The measured reflection coefficients for the three cases mentioned in Section 3.2 are shown in Figure 12. It can be seen that the center resonant frequencies of Case 1, Case 2 and Case 3 are 4.48 GHz, 4.36 GHz and 4.27 GHz, respectively, which are very close to the simulated results as shown in Figure 5. Minor deviation may be traced to the manually operated syringe system and the tolerances caused by the manufacturing process.

Figure 13 shows the simulated (Sim.) and measured (Mea.) total efficiencies of the proposed three cases. One can observe that the average simulated and measured total efficiencies are both larger than 61% across the required bands.

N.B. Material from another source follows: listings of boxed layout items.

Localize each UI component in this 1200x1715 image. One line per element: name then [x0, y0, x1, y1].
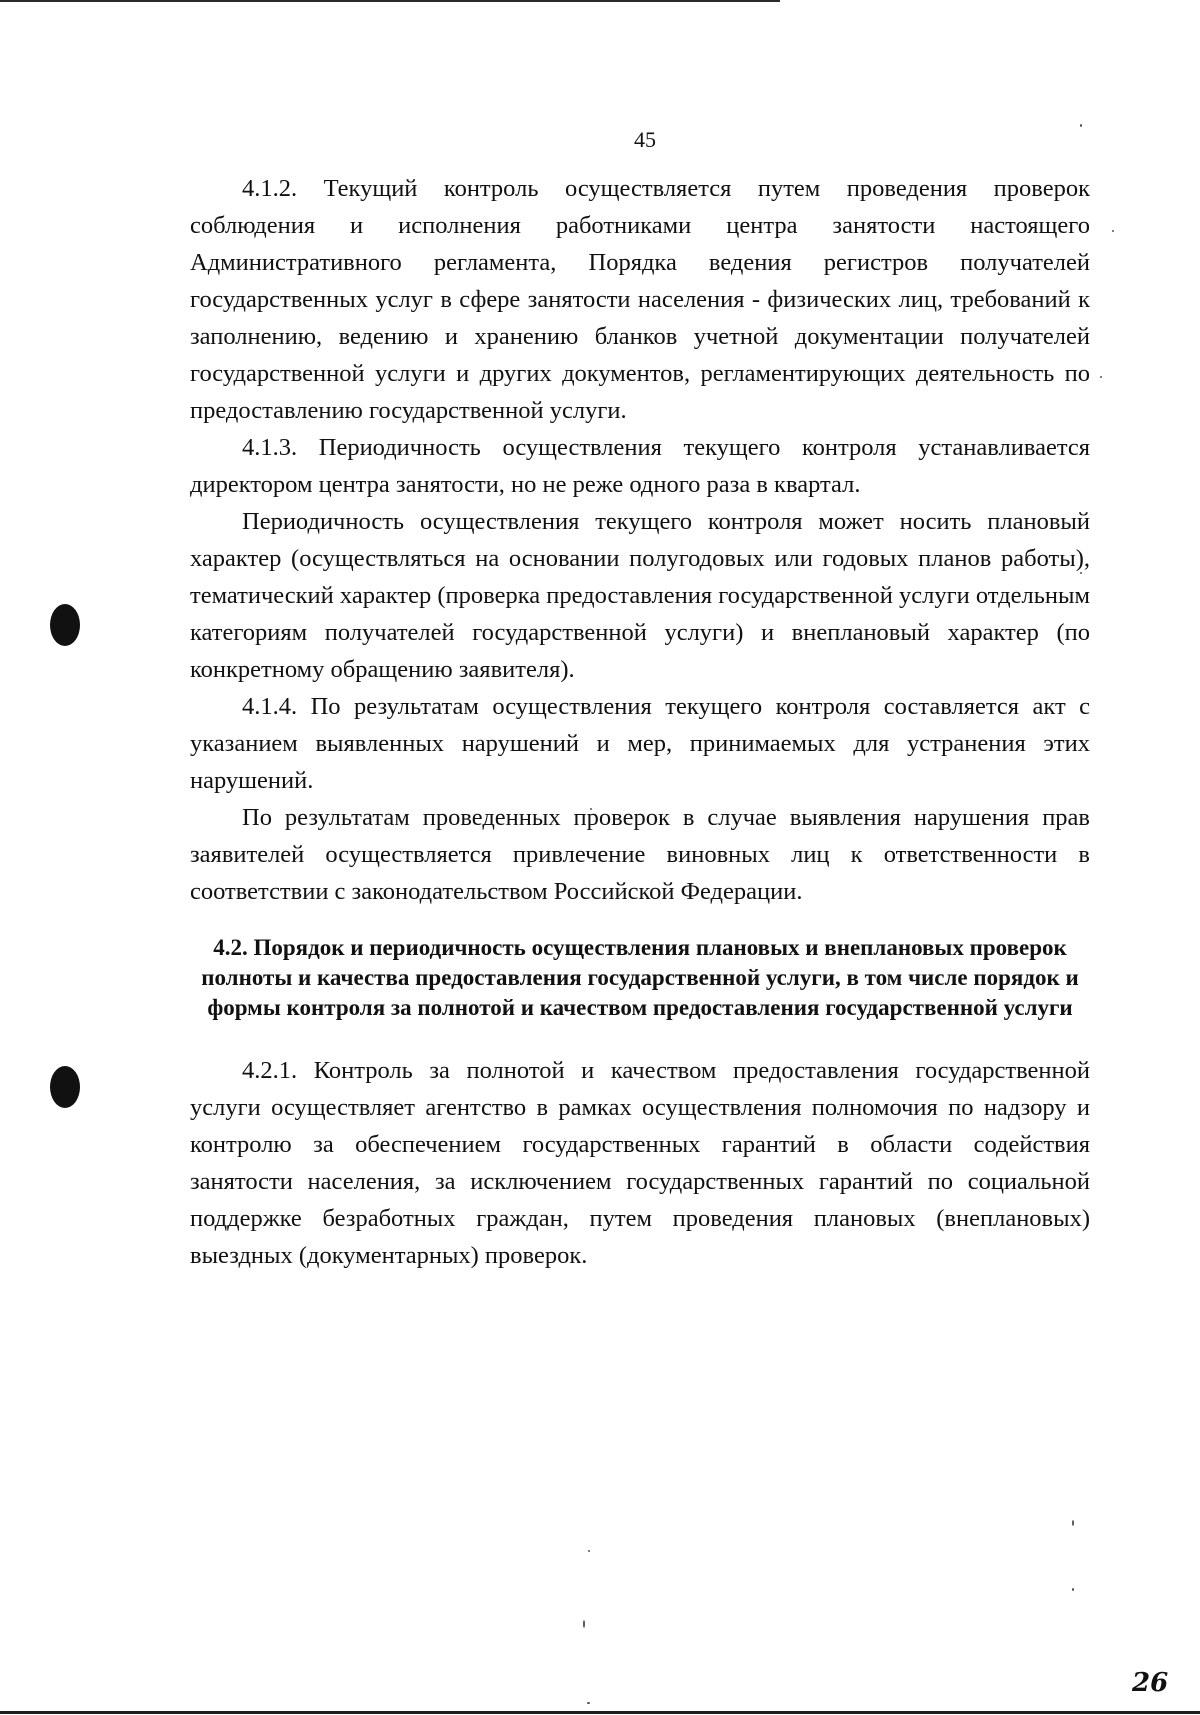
- body-text: [190, 170, 1090, 1274]
- section-heading-4-2: 4.2. Порядок и периодичность осуществления плановых и внеплановых проверок полноты и качества предоставления государственной услуги, в том числе порядок и формы контроля за полнотой и качеством предоставления государственной услуги: [201, 935, 1079, 1020]
- punch-hole: [50, 1066, 80, 1108]
- scan-speck: [1072, 1520, 1074, 1526]
- scan-top-edge: [0, 0, 780, 2]
- handwritten-page-mark: 26: [1132, 1668, 1169, 1698]
- scan-speck: [1100, 376, 1102, 378]
- paragraph-violations: По результатам проведенных проверок в случае выявления нарушения прав заявителей осуществляется привлечение виновных лиц к ответственности в соответствии с законодательством Российской Федерации.: [190, 804, 1090, 905]
- scan-speck: [1112, 230, 1114, 232]
- page-number: 45: [634, 127, 656, 152]
- paragraph-periodicity: Периодичность осуществления текущего контроля может носить плановый характер (осуществляться на основании полугодовых или годовых планов работы), тематический характер (проверка предоставления государственной услуги отдельным категориям получателей государственной услуги) и внеплановый характер (по конкретному обращению заявителя).: [190, 508, 1090, 683]
- scan-speck: [583, 1620, 585, 1628]
- scan-bottom-edge: [0, 1711, 1200, 1714]
- paragraph-4-2-1: 4.2.1. Контроль за полнотой и качеством предоставления государственной услуги осуществляет агентство в рамках осуществления полномочия по надзору и контролю за обеспечением государственных гарантий в области содействия занятости населения, за исключением государственных гарантий по социальной поддержке безработных граждан, путем проведения плановых (внеплановых) выездных (документарных) проверок.: [190, 1057, 1090, 1269]
- scan-speck: [1072, 1588, 1074, 1591]
- paragraph-4-1-4: 4.1.4. По результатам осуществления текущего контроля составляется акт с указанием выявленных нарушений и мер, принимаемых для устранения этих нарушений.: [190, 693, 1090, 794]
- scan-speck: [587, 1702, 590, 1704]
- scan-speck: [588, 1550, 590, 1552]
- punch-hole: [50, 604, 80, 646]
- paragraph-4-1-3: 4.1.3. Периодичность осуществления текущего контроля устанавливается директором центра занятости, но не реже одного раза в квартал.: [190, 434, 1090, 498]
- paragraph-4-1-2: 4.1.2. Текущий контроль осуществляется путем проведения проверок соблюдения и исполнения работниками центра занятости настоящего Административного регламента, Порядка ведения регистров получателей государственных услуг в сфере занятости населения - физических лиц, требований к заполнению, ведению и хранению бланков учетной документации получателей государственной услуги и других документов, регламентирующих деятельность по предоставлению государственной услуги.: [190, 175, 1090, 424]
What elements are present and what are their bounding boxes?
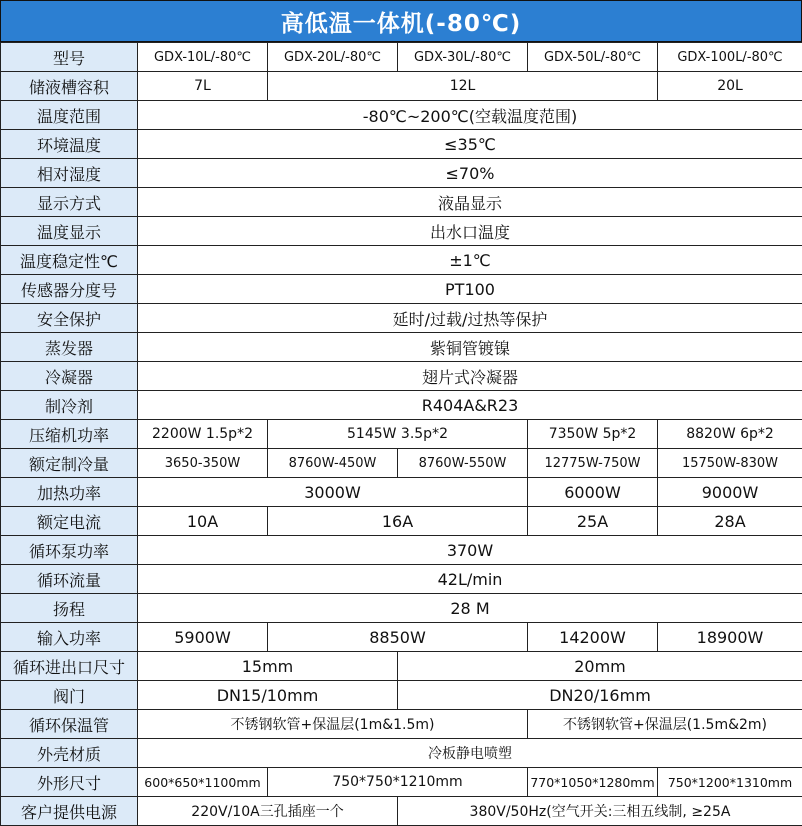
row-safety [1, 304, 802, 333]
cooling-cell: 15750W-830W [658, 449, 802, 478]
evaporator-value: 紫铜管镀镍 [138, 333, 802, 362]
heating-cell: 6000W [528, 478, 658, 507]
label-sensor: 传感器分度号 [1, 275, 138, 304]
valve-cell: DN15/10mm [138, 681, 398, 710]
row-port [1, 652, 802, 681]
current-cell: 28A [658, 507, 802, 536]
label-safety: 安全保护 [1, 304, 138, 333]
hose-cell: 不锈钢软管+保温层(1.5m&2m) [528, 710, 802, 739]
label-stability: 温度稳定性℃ [1, 246, 138, 275]
label-shell: 外壳材质 [1, 739, 138, 768]
temp-range-value: -80℃~200℃(空载温度范围) [138, 101, 802, 130]
cooling-cell: 12775W-750W [528, 449, 658, 478]
row-temp-display [1, 217, 802, 246]
row-sensor [1, 275, 802, 304]
tank-cell: 20L [658, 72, 802, 101]
row-input [1, 623, 802, 652]
row-tank [1, 72, 802, 101]
current-cell: 16A [268, 507, 528, 536]
current-cell: 25A [528, 507, 658, 536]
current-cell: 10A [138, 507, 268, 536]
humidity-value: ≤70% [138, 159, 802, 188]
tank-cell: 12L [268, 72, 658, 101]
dimensions-cell: 770*1050*1280mm [528, 768, 658, 797]
label-power: 客户提供电源 [1, 797, 138, 826]
safety-value: 延时/过载/过热等保护 [138, 304, 802, 333]
label-heating: 加热功率 [1, 478, 138, 507]
row-ambient [1, 130, 802, 159]
compressor-cell: 2200W 1.5p*2 [138, 420, 268, 449]
row-condenser [1, 362, 802, 391]
hose-cell: 不锈钢软管+保温层(1m&1.5m) [138, 710, 528, 739]
row-humidity [1, 159, 802, 188]
temp-display-value: 出水口温度 [138, 217, 802, 246]
ambient-value: ≤35℃ [138, 130, 802, 159]
model-cell: GDX-10L/-80℃ [138, 43, 268, 72]
compressor-cell: 7350W 5p*2 [528, 420, 658, 449]
port-cell: 20mm [398, 652, 802, 681]
row-dimensions [1, 768, 802, 797]
power-cell: 380V/50Hz(空气开关:三相五线制, ≥25A [398, 797, 802, 826]
input-cell: 14200W [528, 623, 658, 652]
label-input: 输入功率 [1, 623, 138, 652]
row-current [1, 507, 802, 536]
model-cell: GDX-50L/-80℃ [528, 43, 658, 72]
row-hose [1, 710, 802, 739]
pump-value: 370W [138, 536, 802, 565]
label-hose: 循环保温管 [1, 710, 138, 739]
power-cell: 220V/10A三孔插座一个 [138, 797, 398, 826]
label-valve: 阀门 [1, 681, 138, 710]
label-dimensions: 外形尺寸 [1, 768, 138, 797]
label-ambient: 环境温度 [1, 130, 138, 159]
sensor-value: PT100 [138, 275, 802, 304]
compressor-cell: 5145W 3.5p*2 [268, 420, 528, 449]
label-model: 型号 [1, 43, 138, 72]
row-power [1, 797, 802, 826]
heating-cell: 3000W [138, 478, 528, 507]
label-lift: 扬程 [1, 594, 138, 623]
model-cell: GDX-100L/-80℃ [658, 43, 802, 72]
row-valve [1, 681, 802, 710]
row-compressor [1, 420, 802, 449]
display-value: 液晶显示 [138, 188, 802, 217]
condenser-value: 翅片式冷凝器 [138, 362, 802, 391]
input-cell: 8850W [268, 623, 528, 652]
cooling-cell: 3650-350W [138, 449, 268, 478]
model-cell: GDX-20L/-80℃ [268, 43, 398, 72]
label-temp-display: 温度显示 [1, 217, 138, 246]
dimensions-cell: 750*1200*1310mm [658, 768, 802, 797]
dimensions-cell: 600*650*1100mm [138, 768, 268, 797]
row-lift [1, 594, 802, 623]
label-compressor: 压缩机功率 [1, 420, 138, 449]
label-display: 显示方式 [1, 188, 138, 217]
label-evaporator: 蒸发器 [1, 333, 138, 362]
heating-cell: 9000W [658, 478, 802, 507]
label-pump: 循环泵功率 [1, 536, 138, 565]
dimensions-cell: 750*750*1210mm [268, 768, 528, 797]
row-shell [1, 739, 802, 768]
cooling-cell: 8760W-450W [268, 449, 398, 478]
row-flow [1, 565, 802, 594]
label-refrigerant: 制冷剂 [1, 391, 138, 420]
label-condenser: 冷凝器 [1, 362, 138, 391]
label-cooling: 额定制冷量 [1, 449, 138, 478]
flow-value: 42L/min [138, 565, 802, 594]
spec-table [0, 42, 802, 826]
label-flow: 循环流量 [1, 565, 138, 594]
page-title: 高低温一体机(-80℃) [0, 0, 802, 42]
label-current: 额定电流 [1, 507, 138, 536]
port-cell: 15mm [138, 652, 398, 681]
row-display [1, 188, 802, 217]
label-humidity: 相对湿度 [1, 159, 138, 188]
model-cell: GDX-30L/-80℃ [398, 43, 528, 72]
input-cell: 5900W [138, 623, 268, 652]
row-cooling [1, 449, 802, 478]
valve-cell: DN20/16mm [398, 681, 802, 710]
label-port: 循环进出口尺寸 [1, 652, 138, 681]
cooling-cell: 8760W-550W [398, 449, 528, 478]
row-stability [1, 246, 802, 275]
row-refrigerant [1, 391, 802, 420]
row-model [1, 43, 802, 72]
input-cell: 18900W [658, 623, 802, 652]
refrigerant-value: R404A&R23 [138, 391, 802, 420]
row-evaporator [1, 333, 802, 362]
stability-value: ±1℃ [138, 246, 802, 275]
shell-value: 冷板静电喷塑 [138, 739, 802, 768]
label-tank: 储液槽容积 [1, 72, 138, 101]
tank-cell: 7L [138, 72, 268, 101]
compressor-cell: 8820W 6p*2 [658, 420, 802, 449]
lift-value: 28 M [138, 594, 802, 623]
row-heating [1, 478, 802, 507]
row-temp-range [1, 101, 802, 130]
row-pump [1, 536, 802, 565]
label-temp-range: 温度范围 [1, 101, 138, 130]
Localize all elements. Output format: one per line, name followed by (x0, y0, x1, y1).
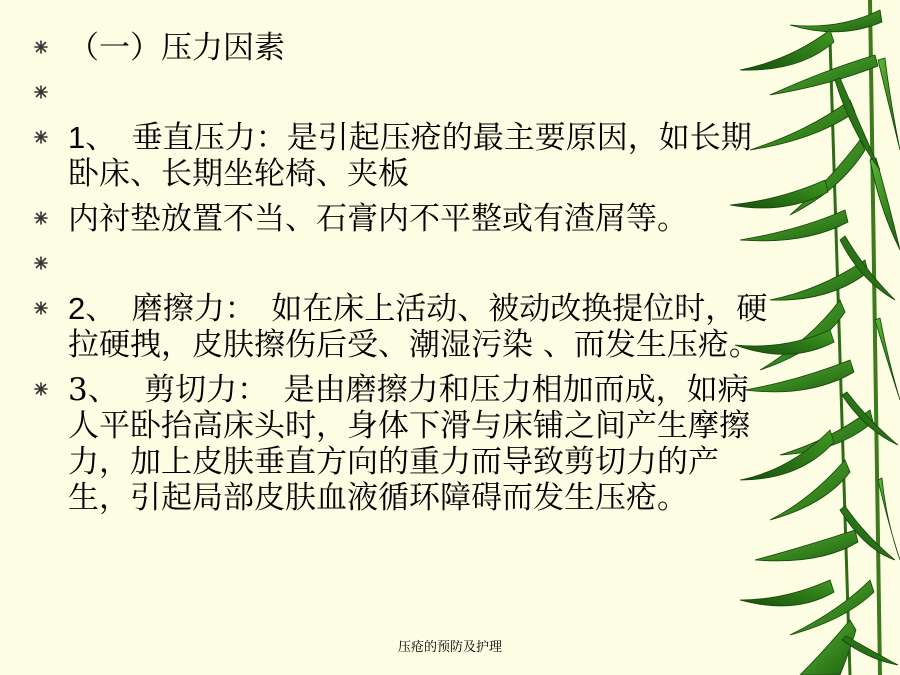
item-number: 1、 (68, 120, 101, 155)
asterisk-star-icon (34, 130, 48, 144)
item-text: 磨擦力： 如在床上活动、被动改换提位时，硬拉硬拽，皮肤擦伤后受、潮湿污染 、而发生压疮。 (68, 291, 768, 363)
list-item (34, 120, 774, 192)
asterisk-star-icon (34, 40, 48, 54)
item-number: 2、 (68, 291, 101, 326)
item-text: 内衬垫放置不当、石膏内不平整或有渣屑等。 (68, 201, 688, 237)
list-item (34, 246, 774, 282)
asterisk-star-icon (34, 382, 48, 396)
list-item (34, 291, 774, 363)
list-item (34, 30, 774, 66)
item-text: 3、 剪切力： 是由磨擦力和压力相加而成，如病人平卧抬高床头时，身体下滑与床铺之间产生摩擦力，加上皮肤垂直方向的重力而导致剪切力的产生，引起局部皮肤血液循环障碍而发生压疮。 (68, 372, 750, 516)
list-item (34, 75, 774, 111)
asterisk-star-icon (34, 301, 48, 315)
bullet-list (34, 30, 774, 525)
slide-footer: 压疮的预防及护理 (397, 640, 502, 655)
asterisk-star-icon (34, 211, 48, 225)
list-item (34, 372, 774, 516)
asterisk-star-icon (34, 256, 48, 270)
item-text: 垂直压力：是引起压疮的最主要原因，如长期卧床、长期坐轮椅、夹板 (68, 120, 752, 192)
heading-text: （一）压力因素 (68, 30, 285, 66)
asterisk-star-icon (34, 85, 48, 99)
list-item (34, 201, 774, 237)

The radiation patterns of the proposed antenna have been measured in an anechoic chamber. Figure 14 depicts the measured far-filed gain patterns for Case 1, Case 2 and Case 3, respectively. It is obvious that the proposed antenna can generate three directional patterns on xoz-plane and xoz-plane. For the three cases, the measured maximum radiation direction is orienting to boresight direction, i.e., around 0° along +x-axis, with different peak gains and different beamwidths. The maximum peak gain of 4.1 dBi is obtained for Case 3 while the minimum peak gain of 3.6 dBi appears in Case 1, showing that a beam steering along a fixed direction with a gain variation within 0.5 dB could be obtained.

5. Conclusions

A novel hybrid water antenna with tunable frequency and beamwidth characteristic was proposed in the work. The antenna utilizes an L-shaped strip feeder to effectively broaden the operating bandwidth. The L-shaped strip feeder and a rectangular water dielectric resonator constitute the driven element. Five identical rectangular water dielectric elements acting as the directors are mounted along with the driven element, which have the function of narrowing the beamwidth and increasing the gain. By varying the height of the liquid water injected in the driven element, the proposed antenna is able to operate at different frequencies. Meanwhile, by varying the number of director elements, the proposed antenna has the capability to tune to different beamwidths and gains. A prototype was fabricated by using 3-D printing technology to verify the design concept. Measured results agree well with the simulated ones. A tunable frequency range from 4.66 GHz to 5.65 GHz and a beam steering along a fixed direction with a gain variation within 0.5 dB are obtained.